GEORGE REYNOLDS (Born 1842, London; died 1909, Salt Lake City; member, First Council of the Seventy.) First heard term Mormon from gossiping workmen in father’s tailor shop. Baptized at age 14; soon joined elders in street preaching. British emigration clerk under George Q. Cannon. Became editor of Millennial Star. Chased partway to Utah by hostile Indians. Became secretary to Brigham Young. Held many civic offices. Stood as test case to try constitutionality of antipolygamy laws; lost; served two years in penitentiary. While there, began 851-page concordance to the Book of Mormon still used today.
JOHN LONGDEN (Born 1898, Oldham, England; died 1969, Salt Lake City; Assistant to the Council of the Twelve.) Emigrated with family to Utah when 10. Studied voice, violin, drama, and was known as a performer. Had sales career with life insurance and electrical firms. Became assistant LDS servicemen’s coordinator during World War II and a member of General Church Welfare Committee. Fifty-six years after first attending meetings in small corrugated metal meetinghouse in Oldham, England, returned as a General Authority to dedicate a chapel in his hometown.
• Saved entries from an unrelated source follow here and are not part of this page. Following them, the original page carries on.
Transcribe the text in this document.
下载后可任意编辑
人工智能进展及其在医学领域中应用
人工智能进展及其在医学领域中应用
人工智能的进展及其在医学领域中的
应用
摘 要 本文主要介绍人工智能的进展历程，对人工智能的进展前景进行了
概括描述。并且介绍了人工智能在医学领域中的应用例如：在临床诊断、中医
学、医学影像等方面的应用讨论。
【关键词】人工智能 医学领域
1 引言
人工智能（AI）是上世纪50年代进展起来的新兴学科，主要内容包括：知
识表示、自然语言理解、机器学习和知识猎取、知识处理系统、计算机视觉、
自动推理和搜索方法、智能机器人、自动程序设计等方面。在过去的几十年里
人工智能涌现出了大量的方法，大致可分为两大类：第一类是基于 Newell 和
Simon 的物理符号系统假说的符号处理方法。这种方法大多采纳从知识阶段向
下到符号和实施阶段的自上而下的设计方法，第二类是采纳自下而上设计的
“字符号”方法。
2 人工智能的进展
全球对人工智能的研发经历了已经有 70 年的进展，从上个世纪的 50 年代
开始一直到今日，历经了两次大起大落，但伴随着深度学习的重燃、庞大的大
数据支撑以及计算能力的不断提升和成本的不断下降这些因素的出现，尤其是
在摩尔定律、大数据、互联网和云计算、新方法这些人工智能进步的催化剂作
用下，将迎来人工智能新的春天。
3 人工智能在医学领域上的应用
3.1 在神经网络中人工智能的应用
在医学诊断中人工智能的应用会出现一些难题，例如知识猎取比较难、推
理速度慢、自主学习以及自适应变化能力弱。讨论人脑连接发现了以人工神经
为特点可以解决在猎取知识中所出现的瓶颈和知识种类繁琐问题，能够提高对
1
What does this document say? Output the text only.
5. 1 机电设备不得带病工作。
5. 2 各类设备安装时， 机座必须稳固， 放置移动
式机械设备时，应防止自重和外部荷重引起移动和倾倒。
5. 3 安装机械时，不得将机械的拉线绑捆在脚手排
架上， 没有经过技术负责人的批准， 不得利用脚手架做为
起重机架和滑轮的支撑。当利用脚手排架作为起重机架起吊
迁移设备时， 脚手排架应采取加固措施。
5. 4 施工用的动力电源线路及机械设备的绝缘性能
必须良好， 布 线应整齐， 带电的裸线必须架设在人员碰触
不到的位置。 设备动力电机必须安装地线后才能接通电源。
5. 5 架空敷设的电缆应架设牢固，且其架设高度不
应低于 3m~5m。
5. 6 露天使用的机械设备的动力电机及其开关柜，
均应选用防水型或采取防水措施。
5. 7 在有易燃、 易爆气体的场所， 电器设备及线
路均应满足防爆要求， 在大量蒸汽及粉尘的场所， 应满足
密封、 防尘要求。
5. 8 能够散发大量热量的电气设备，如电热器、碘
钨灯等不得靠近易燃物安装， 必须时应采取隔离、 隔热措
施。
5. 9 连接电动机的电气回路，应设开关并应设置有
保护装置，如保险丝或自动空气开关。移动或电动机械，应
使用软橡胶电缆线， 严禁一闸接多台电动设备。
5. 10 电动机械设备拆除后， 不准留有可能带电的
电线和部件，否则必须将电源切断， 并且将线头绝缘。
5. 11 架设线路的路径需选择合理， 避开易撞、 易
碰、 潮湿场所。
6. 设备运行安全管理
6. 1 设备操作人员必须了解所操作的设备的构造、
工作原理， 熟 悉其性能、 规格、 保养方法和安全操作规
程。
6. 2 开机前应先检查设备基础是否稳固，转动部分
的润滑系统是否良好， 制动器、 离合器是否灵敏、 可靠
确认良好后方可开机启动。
CHARLES W. PENROSE (Born 1832, London; died 1925, Salt Lake City; apostle; second and first counselor in First Presidency.) Had brilliant mind; was reading scriptures when only 4. Joined Church at 18; only member of family to do so. On first mission, walked until feet bled, but raised up many branches of Church in England during ten years of labor. Took family and relatives across plains by ox team. Became editor of Ogden Daily Junction, later of Deseret News. Held government positions; helped frame Utah constitution; was emissary to President Cleveland on behalf of Church. Wrote numerous books, pamphlets, and hymns.